Tom Cruise é o herói de Top Gun: Maverick (2022), da franquia Missão: Impossível, das aventuras cinematográficas de Jack Reacher e de filmes como Minority Report (2002), O Último Samurai (2003) e Guerra dos Mundos (2005). Mas este mocinho por excelência de Hollywood também já trilhou o lado do mal. E fez isso muito bem! (Veja, mais abaixo, os títulos disponíveis nas plataformas de streaming.)
Aliás, seu primeiro papel de destaque, no drama Toque de Recolher (1981), de Harold Becker, foi o do esquentado cadete Shawn, que, em meio à rebelião dos estudantes de uma academia militar, se transforma em um atirador no próprio campus.
Como vilão de fato, a estreia só aconteceu em Entrevista com o Vampiro (1994), a versão do cineasta Neil Jordan para o best-seller escrito por Anne Rice.

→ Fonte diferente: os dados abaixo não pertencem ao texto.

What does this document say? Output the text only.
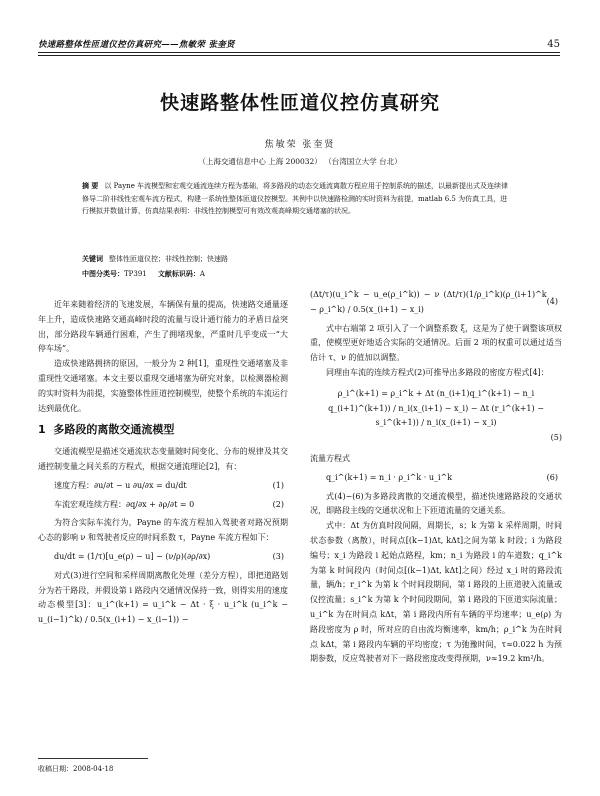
快速路整体性匝道仪控仿真研究——焦敏荣 张奎贤	45
快速路整体性匝道仪控仿真研究
焦敏荣 张奎贤
（上海交通信息中心 上海 200032） （台湾国立大学 台北）
摘 要 以 Payne 车流模型和宏观交通流连续方程为基础，将多路段的动态交通流离散方程应用于控制系统的描述，以最新提出式及连续律修导二阶非线性宏观车流方程式，构建一系统性整体匝道仪控模型。其例中以快速路检测的实时资料为前提，matlab 6.5 为仿真工具，进行模拟并数值计算，仿真结果表明：非线性控制模型可有效改观高峰期交通堵塞的状况。
关键词 整体性匝道仪控；非线性控制；快速路
中图分类号：TP391 文献标识码：A

近年来随着经济的飞速发展，车辆保有量的提高，快速路交通量逐年上升，造成快速路交通高峰时段的流量与设计通行能力的矛盾日益突出，部分路段车辆通行困难，产生了拥堵现象，严重时几乎变成一“大停车场”。

造成快速路拥挤的原因，一般分为 2 种[1]，重现性交通堵塞及非重现性交通堵塞。本文主要以重现交通堵塞为研究对象，以检测器检测的实时资料为前提，实施整体性匝道控制模型，使整个系统的车流运行达到最优化。

1 多路段的离散交通流模型

交通流模型是描述交通流状态变量随时间变化、分布的规律及其交通控制变量之间关系的方程式，根据交通流理论[2]，有：

速度方程：∂u/∂t − u ∂u/∂x = du/dt	(1)
车流宏观连续方程：∂q/∂x + ∂ρ/∂t = 0	(2)

为符合实际车流行为，Payne 的车流方程加入驾驶者对路况预期心态的影响 ν 和驾驶者反应的时间系数 τ，Payne 车流方程如下：

du/dt = (1/τ)[u_e(ρ) − u] − (ν/ρ)(∂ρ/∂x)	(3)

对式(3)进行空间和采样周期离散化处理（差分方程），即把道路划分为若干路段，并假设第 i 路段内交通情况保持一致，则得实用的速度动态模型[3]：u_i^(k+1) = u_i^k − Δt · ξ · u_i^k (u_i^k − u_(i−1)^k) / 0.5(x_(i+1) − x_(i−1)) −

(Δt/τ)(u_i^k − u_e(ρ_i^k)) − ν (Δt/τ)(1/ρ_i^k)(ρ_(i+1)^k − ρ_i^k) / 0.5(x_(i+1) − x_i)
(4)

式中右端第 2 项引入了一个调整系数 ξ，这是为了使于调整该项权重，使模型更好地适合实际的交通情况。后面 2 项的权重可以通过适当估计 τ、ν 的值加以调整。

同理由车流的连续方程式(2)可推导出多路段的密度方程式[4]：

ρ_i^(k+1) = ρ_i^k + Δt (n_(i+1)q_i^(k+1) − n_i q_(i+1)^(k+1)) / n_i(x_(i+1) − x_i) − Δt (r_i^(k+1) − s_i^(k+1)) / n_i(x_(i+1) − x_i)
(5)
流量方程式
q_i^(k+1) = n_i · ρ_i^k · u_i^k	(6)

式(4)~(6)为多路段离散的交通流模型，描述快速路路段的交通状况，即路段主线的交通状况和上下匝道流量的交通关系。

式中：Δt 为仿真时段间隔，周期长，s；k 为第 k 采样周期，时间状态参数（离散），时间点[(k−1)Δt, kΔt]之间为第 k 时段；i 为路段编号；x_i 为路段 i 起始点路程，km；n_i 为路段 i 的车道数；q_i^k 为第 k 时间段内（时间点[(k−1)Δt, kΔt]之间）经过 x_i 时的路段流量，辆/h；r_i^k 为第 k 个时间段期间，第 i 路段的上匝道驶入流量或仪控流量；s_i^k 为第 k 个时间段期间，第 i 路段的下匝道实际流量；u_i^k 为在时间点 kΔt，第 i 路段内所有车辆的平均速率；u_e(ρ) 为路段密度为 ρ 时，所对应的自由流均衡速率，km/h；ρ_i^k 为在时间点 kΔt，第 i 路段内车辆的平均密度；τ 为弛豫时间，τ≈0.022 h 为预期参数，反应驾驶者对下一路段密度改变得预期，ν≈19.2 km²/h。

收稿日期：2008-04-18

Na San Francisco dos anos 1990, o vampiro Louis (Brad Pitt) conta sua história bicentenária para um repórter (Christian Slater), relembrando sua transformação pelos dentes do sedutor Lestat (Tom Cruise) e seu encontro com o mais antigo chupa-sangue do mundo (Antonio Banderas). Lestat mantém distanciamento da humanidade, mas, ao mesmo tempo, por solidão e tédio, acaba usando-a para sua diversão — assim como Cruise claramente se divertiu fazendo o personagem. O curioso é que Pitt e Cruise foram "premiados" com o Framboesa de Ouro de pior casal.
Depois desse vampiro, há raríssimos tipos na carreira de Cruise que podem ser considerados malvados. Um deles é Frank T.J. Mackey, o guru motivacional de Magnólia (1999) que prega a supremacia dos homens sobre as mulheres, mas que tem suas próprias fragilidades. O filme de Paul Thomas Anderson tem uma das interpretações mais elogiadas de Cruise, indicado ao Oscar e ao prêmio do Sindicato dos Atores dos EUA (SAG Awards) de ator coadjuvante e vencedor do Globo de Ouro.

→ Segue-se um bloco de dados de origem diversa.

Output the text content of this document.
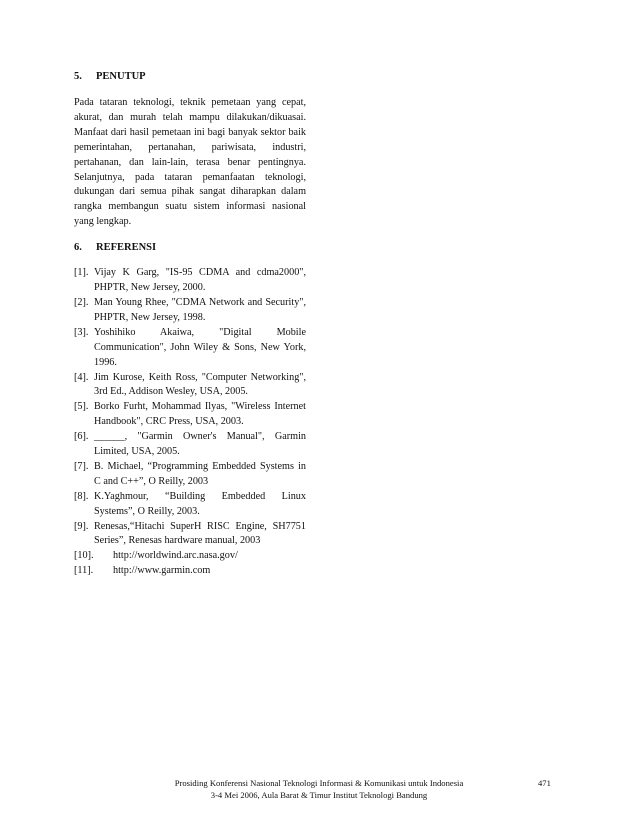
5. PENUTUP

Pada tataran teknologi, teknik pemetaan yang cepat, akurat, dan murah telah mampu dilakukan/dikuasai. Manfaat dari hasil pemetaan ini bagi banyak sektor baik pemerintahan, pertanahan, pariwisata, industri, pertahanan, dan lain-lain, terasa benar pentingnya. Selanjutnya, pada tataran pemanfaatan teknologi, dukungan dari semua pihak sangat diharapkan dalam rangka membangun suatu sistem informasi nasional yang lengkap.

6. REFERENSI
[1]. Vijay K Garg, "IS-95 CDMA and cdma2000", PHPTR, New Jersey, 2000.
[2]. Man Young Rhee, "CDMA Network and Security", PHPTR, New Jersey, 1998.
[3]. Yoshihiko Akaiwa, "Digital Mobile Communication", John Wiley & Sons, New York, 1996.
[4]. Jim Kurose, Keith Ross, "Computer Networking", 3rd Ed., Addison Wesley, USA, 2005.
[5]. Borko Furht, Mohammad Ilyas, "Wireless Internet Handbook", CRC Press, USA, 2003.
[6]. ______, "Garmin Owner's Manual", Garmin Limited, USA, 2005.
[7]. B. Michael, “Programming Embedded Systems in C and C++”, O Reilly, 2003
[8]. K.Yaghmour, “Building Embedded Linux Systems”, O Reilly, 2003.
[9]. Renesas,“Hitachi SuperH RISC Engine, SH7751 Series”, Renesas hardware manual, 2003
[10]. http://worldwind.arc.nasa.gov/
[11]. http://www.garmin.com
Prosiding Konferensi Nasional Teknologi Informasi & Komunikasi untuk Indonesia
3-4 Mei 2006, Aula Barat & Timur Institut Teknologi Bandung
471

Outro é Les Grossman, o inescrupuloso produtor cinematográfico da comédia Trovão Tropical (2008), de Ben Stiller, no qual, em uma ponta memorável, aparece careca, barrigudo, com peito cabeludo e dançando o rap Get Back, de Ludacris.
Mas o grande vilão de Tom Cruise, pelo qual merecia sua quarta indicação ao Oscar — também concorreu por Nascido a 4 de Julho (1989) e Jerry Maguire (1996), ambas como melhor ator —, foi o matador profissional Vincent de Colateral (2004).
Dirigido por um esteta e, de certa forma, um filósofo do filme policial, Michael Mann — o realizador de Profissão: Ladrão (1981), Caçador de Assassinos (1986), Fogo Contra Fogo (1995), Miami Vice (2006) e Inimigos Públicos (2009) —, Colateral foi escolhido pelo American Film Institute (AFI) como um dos 10 melhores títulos de 2004. Na justificativa, o AFI disse que o longa-metragem é, a um só tempo, "um passeio eletrizante" e "uma meditação sombria e onírica sobre a moralidade" — o equilíbrio é providenciado pela edição de Jim Miller e Paul Rubell, indicados ao Oscar. Também enalteceu sua excursão por uma Los Angeles depois do pôr do sol, graças às novas tecnologias empregadas pelos diretores de fotografia Dion Beebe e Paul Cameron.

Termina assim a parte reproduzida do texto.